For the US business and industrial sector, this gold import has three core values. Firstly, it serves as a strategic resource replenishment, as gold has both industrial raw material and hedging asset attributes, which can directly supply core areas such as defense, electronics, and high-end manufacturing, filling the gap in key mineral supply chains. Secondly, it links energy and technology strategies, as Venezuela's coal can support power production, and bauxite ensures the supply of aluminum for military and consumer goods, and after the opening of gold trading, US mining and oil companies have formed a group to return to Venezuela, aiming to integrate "gold + oil + key minerals" into an integrated resource layout, providing underlying resource support for AI industries and new energy chains, and strengthening the resource for technological competition with China. Thirdly, it involves financial and market manipulation. In the context of global central banks continuously purchasing gold and the weakening credit of the US dollar, controlling the supply of Venezuelan gold can stabilize the country's precious metal reserves and indirectly influence the trend of international gold prices, consolidating the US's dominance in pricing of gold and dollars.

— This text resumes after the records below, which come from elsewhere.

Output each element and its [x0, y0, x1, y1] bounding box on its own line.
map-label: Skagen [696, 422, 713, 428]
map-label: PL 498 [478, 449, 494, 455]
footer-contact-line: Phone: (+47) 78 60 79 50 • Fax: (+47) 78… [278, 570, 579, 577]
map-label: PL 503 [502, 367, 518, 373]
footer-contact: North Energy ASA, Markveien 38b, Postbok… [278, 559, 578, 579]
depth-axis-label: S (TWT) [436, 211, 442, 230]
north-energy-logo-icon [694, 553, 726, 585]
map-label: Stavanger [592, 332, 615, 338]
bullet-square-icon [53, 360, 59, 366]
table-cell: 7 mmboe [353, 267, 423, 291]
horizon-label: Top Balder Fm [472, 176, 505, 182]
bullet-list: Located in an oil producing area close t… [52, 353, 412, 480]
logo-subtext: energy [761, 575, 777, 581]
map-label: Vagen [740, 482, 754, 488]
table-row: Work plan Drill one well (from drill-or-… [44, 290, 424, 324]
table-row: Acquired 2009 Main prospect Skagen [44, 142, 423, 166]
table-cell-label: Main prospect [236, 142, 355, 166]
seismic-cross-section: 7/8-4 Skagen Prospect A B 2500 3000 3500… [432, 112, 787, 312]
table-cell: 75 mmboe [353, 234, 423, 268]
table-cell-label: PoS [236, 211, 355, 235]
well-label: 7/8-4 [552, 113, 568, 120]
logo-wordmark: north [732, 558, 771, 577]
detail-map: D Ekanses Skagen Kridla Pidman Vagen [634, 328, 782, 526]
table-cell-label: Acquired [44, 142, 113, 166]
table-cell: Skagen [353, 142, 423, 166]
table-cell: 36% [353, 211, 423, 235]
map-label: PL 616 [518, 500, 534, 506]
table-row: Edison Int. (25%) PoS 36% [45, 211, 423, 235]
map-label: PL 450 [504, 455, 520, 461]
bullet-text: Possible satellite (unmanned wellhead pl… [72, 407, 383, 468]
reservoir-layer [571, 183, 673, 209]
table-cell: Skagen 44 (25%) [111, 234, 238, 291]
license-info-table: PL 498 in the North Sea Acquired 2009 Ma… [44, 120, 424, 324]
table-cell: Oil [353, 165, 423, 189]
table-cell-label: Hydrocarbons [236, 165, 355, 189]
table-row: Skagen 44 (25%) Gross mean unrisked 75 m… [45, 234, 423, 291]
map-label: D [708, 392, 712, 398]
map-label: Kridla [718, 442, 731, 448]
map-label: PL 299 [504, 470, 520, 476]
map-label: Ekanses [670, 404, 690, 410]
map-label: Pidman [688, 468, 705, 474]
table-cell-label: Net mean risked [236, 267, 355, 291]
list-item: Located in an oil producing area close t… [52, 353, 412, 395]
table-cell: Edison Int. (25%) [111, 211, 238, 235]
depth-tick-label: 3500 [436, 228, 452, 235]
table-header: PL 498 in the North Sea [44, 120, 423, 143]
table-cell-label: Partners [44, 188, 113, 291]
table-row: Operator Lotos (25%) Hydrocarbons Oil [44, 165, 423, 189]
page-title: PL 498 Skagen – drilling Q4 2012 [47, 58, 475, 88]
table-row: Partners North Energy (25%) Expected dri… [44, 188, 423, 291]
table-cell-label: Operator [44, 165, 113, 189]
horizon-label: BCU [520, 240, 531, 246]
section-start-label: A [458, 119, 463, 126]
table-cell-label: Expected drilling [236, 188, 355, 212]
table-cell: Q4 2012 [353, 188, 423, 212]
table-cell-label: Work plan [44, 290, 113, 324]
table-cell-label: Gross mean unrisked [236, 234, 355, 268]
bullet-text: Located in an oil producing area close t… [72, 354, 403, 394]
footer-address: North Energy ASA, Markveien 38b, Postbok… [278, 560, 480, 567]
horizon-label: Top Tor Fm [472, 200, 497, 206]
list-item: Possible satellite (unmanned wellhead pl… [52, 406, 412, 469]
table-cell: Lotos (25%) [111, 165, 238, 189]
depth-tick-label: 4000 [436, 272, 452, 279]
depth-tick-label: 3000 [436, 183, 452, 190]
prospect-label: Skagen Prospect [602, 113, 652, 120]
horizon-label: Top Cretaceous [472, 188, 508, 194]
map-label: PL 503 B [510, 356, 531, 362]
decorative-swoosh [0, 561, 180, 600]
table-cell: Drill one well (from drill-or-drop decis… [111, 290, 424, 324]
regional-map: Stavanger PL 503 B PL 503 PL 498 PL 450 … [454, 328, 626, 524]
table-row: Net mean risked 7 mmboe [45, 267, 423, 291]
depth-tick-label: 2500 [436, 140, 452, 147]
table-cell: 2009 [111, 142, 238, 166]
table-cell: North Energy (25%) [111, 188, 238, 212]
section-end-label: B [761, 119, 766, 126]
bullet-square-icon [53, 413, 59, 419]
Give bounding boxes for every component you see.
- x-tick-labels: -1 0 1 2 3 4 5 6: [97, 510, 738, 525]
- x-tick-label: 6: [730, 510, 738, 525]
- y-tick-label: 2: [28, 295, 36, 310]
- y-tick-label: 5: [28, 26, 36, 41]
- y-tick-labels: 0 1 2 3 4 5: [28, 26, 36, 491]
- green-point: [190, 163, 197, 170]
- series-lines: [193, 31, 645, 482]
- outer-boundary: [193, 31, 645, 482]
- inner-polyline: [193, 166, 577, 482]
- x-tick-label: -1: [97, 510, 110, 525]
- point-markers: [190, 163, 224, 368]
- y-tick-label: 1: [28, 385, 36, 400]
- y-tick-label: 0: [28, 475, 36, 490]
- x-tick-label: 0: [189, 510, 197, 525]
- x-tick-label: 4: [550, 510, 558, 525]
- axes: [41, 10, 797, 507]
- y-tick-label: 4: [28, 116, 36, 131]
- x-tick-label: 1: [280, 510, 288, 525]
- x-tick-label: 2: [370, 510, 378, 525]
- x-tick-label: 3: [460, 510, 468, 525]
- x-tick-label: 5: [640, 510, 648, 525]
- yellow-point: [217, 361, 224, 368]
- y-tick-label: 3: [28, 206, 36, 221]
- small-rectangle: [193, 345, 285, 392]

From the perspective of the global precious metal market, this transaction has a limited short-term impact and a profound long-term influence. Venezuela's gold output in 2024 was 31 tons, accounting for a relatively low share in global supply. The 100 million US dollars of gold flowing into the US market did not cause a significant fluctuation in spot gold prices. However, the signals released by this event have great commercial significance: The US has resumed the predatory resource cooperation model in Latin America, which will disrupt the global gold supply pattern, and the market shares of traditional gold supply countries such as Canada and Australia will face pressure. The resource sovereignty risks of emerging market countries will further increase. At the same time, the normalization of US-Venezuela resource cooperation will promote the re-pricing of geopolitical risks in Latin America by risk-averse funds, and the hedging premium of gold will gradually converge. The valuation of assets of resource countries tied to the US will undergo a structural adjustment.

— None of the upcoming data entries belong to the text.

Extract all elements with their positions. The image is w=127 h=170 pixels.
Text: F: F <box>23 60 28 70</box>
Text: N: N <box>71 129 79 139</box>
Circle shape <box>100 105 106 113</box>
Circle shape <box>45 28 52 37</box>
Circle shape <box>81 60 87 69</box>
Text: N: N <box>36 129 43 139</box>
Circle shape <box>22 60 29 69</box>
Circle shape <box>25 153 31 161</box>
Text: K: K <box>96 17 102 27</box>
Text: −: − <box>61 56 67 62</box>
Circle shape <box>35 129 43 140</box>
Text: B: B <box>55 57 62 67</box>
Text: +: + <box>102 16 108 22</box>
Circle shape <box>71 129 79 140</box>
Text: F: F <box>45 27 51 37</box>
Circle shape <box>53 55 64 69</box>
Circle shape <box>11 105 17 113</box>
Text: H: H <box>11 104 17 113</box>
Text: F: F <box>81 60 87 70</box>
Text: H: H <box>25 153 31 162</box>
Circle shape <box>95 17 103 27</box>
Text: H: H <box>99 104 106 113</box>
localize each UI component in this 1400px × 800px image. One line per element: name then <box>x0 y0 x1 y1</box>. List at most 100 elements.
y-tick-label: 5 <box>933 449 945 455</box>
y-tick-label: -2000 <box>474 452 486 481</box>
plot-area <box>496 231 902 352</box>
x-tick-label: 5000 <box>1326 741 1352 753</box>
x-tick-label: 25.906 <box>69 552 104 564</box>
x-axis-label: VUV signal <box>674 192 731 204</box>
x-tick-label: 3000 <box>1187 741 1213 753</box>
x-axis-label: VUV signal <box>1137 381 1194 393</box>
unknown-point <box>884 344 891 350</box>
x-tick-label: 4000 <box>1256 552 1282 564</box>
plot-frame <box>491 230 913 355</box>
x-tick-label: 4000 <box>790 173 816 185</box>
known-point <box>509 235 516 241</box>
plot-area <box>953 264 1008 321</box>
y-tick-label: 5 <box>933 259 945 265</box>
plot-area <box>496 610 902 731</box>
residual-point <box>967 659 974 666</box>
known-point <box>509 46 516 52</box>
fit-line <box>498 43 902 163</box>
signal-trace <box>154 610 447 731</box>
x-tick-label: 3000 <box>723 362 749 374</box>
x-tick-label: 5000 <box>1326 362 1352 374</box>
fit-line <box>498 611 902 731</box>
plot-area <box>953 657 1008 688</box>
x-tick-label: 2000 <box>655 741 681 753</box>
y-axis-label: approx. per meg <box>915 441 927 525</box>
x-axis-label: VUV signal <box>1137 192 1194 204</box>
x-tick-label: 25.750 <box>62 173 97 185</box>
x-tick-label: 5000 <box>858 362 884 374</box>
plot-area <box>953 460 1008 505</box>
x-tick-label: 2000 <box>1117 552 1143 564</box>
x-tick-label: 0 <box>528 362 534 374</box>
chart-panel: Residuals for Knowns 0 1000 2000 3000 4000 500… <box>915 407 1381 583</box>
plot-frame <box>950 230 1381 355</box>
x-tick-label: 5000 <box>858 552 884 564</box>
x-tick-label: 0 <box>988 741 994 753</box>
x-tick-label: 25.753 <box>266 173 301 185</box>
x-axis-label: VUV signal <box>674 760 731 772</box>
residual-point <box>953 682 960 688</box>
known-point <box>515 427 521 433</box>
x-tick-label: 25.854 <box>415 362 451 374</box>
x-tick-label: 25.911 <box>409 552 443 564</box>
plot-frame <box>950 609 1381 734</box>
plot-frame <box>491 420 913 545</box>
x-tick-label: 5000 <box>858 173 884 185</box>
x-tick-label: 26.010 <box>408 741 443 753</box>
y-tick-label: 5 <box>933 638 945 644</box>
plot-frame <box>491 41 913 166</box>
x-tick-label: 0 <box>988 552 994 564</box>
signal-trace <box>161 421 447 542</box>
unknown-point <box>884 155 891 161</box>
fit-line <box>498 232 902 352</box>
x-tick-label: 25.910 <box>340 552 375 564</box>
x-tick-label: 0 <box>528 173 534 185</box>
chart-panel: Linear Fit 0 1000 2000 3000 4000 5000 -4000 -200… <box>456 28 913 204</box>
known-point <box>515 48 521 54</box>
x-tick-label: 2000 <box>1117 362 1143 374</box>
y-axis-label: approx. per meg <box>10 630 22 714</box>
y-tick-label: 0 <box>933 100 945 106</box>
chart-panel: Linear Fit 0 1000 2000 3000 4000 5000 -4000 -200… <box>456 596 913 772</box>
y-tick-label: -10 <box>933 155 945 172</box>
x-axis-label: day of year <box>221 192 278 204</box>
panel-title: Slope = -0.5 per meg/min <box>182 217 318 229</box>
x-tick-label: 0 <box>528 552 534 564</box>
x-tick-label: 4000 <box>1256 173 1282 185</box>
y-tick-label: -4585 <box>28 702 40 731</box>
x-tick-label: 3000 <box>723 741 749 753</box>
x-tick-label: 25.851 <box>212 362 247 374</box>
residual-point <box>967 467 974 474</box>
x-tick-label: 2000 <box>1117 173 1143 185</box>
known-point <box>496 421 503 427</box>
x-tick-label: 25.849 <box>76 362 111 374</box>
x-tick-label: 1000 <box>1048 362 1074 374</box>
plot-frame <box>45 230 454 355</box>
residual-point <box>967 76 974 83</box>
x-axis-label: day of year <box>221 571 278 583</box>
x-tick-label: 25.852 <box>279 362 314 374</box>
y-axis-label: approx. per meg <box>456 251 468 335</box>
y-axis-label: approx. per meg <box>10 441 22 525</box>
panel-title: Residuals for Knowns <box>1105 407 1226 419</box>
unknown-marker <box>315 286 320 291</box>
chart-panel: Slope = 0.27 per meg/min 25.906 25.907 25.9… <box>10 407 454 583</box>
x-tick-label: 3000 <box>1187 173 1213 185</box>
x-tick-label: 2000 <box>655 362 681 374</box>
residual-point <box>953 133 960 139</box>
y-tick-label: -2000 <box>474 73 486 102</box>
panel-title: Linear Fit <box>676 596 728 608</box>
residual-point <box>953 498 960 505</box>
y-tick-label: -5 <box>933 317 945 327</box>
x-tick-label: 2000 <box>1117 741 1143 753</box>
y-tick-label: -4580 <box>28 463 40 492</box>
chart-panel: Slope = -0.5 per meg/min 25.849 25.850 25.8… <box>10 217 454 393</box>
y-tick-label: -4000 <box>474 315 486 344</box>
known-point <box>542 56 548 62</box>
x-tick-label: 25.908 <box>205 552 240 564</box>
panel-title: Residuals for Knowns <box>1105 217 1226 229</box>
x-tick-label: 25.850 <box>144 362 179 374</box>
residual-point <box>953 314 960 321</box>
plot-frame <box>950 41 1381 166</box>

The commercial game between the US and Venezuela shows an unequal pattern of "resources for survival". After more than two decades of sanctions, Venezuela's economy is on the verge of collapse, its oil and gold exports have been blocked, and its foreign exchange reserves have dried up. This opening of mineral extraction and gold export is a forced exchange of resource sovereignty for economic breathing space. The Venezuelan parliament quickly advanced the mining bill, granting foreign capital mining privileges. Essentially, it is to clear obstacles for the entry of US capital. It seems to usher in an investment boom, but in fact, the gold and mineral revenues are intercepted by US capital and designated accounts, and the local people cannot share the resource dividends. Meanwhile, the US acquires stable resource supply at a very low political and economic cost, and re-enters the commercial system of Latin America, curbing the layout of other countries in the Latin American resource market, achieving dual gains of geopolitical and commercial benefits.

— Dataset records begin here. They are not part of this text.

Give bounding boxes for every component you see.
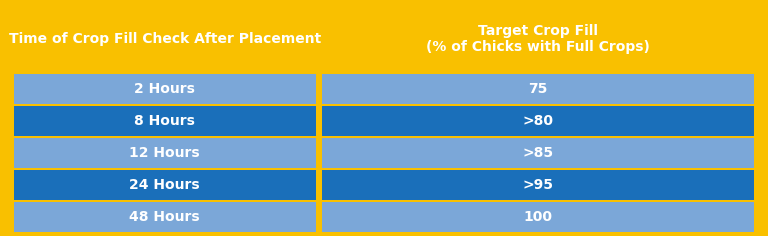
Text: Time of Crop Fill Check After Placement: Time of Crop Fill Check After Placement xyxy=(8,32,321,46)
Bar xyxy=(14,106,316,136)
Text: Target Crop Fill
(% of Chicks with Full Crops): Target Crop Fill (% of Chicks with Full … xyxy=(426,24,650,54)
Text: 75: 75 xyxy=(528,82,548,96)
Bar xyxy=(322,74,754,104)
Bar xyxy=(14,74,316,104)
Text: 48 Hours: 48 Hours xyxy=(130,210,200,224)
Text: 2 Hours: 2 Hours xyxy=(134,82,195,96)
Text: >80: >80 xyxy=(522,114,554,128)
Text: 24 Hours: 24 Hours xyxy=(130,178,200,192)
Text: 12 Hours: 12 Hours xyxy=(130,146,200,160)
Bar xyxy=(322,170,754,200)
Bar xyxy=(322,106,754,136)
Bar xyxy=(322,138,754,168)
Text: 8 Hours: 8 Hours xyxy=(134,114,195,128)
Bar xyxy=(14,202,316,232)
Text: >95: >95 xyxy=(522,178,554,192)
Bar xyxy=(322,202,754,232)
Bar xyxy=(14,170,316,200)
Bar xyxy=(14,138,316,168)
Text: >85: >85 xyxy=(522,146,554,160)
Text: 100: 100 xyxy=(524,210,552,224)
Bar xyxy=(14,4,316,74)
Bar xyxy=(322,4,754,74)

This event also reflects the hegemonic trend of global resource commercial rules. The United States used sanctions as a weapon, licensing as a threshold, and laws as a constraint to transform Venezuela's resources into strategic assets for itself, replicating the hegemonic logic of the "petro-dollar" and constructing an additional system of "gold-dollar". For the global commercial market, this case serves as a warning to all resource-rich countries: excessive reliance on a single trading partner and the ceding of resource regulatory rights will eventually lead to the trap of "abundant resources but impoverished economy", and when multinational enterprises layout in Latin America, they need to be vigilant against compliance risks and sovereign default risks under political interference.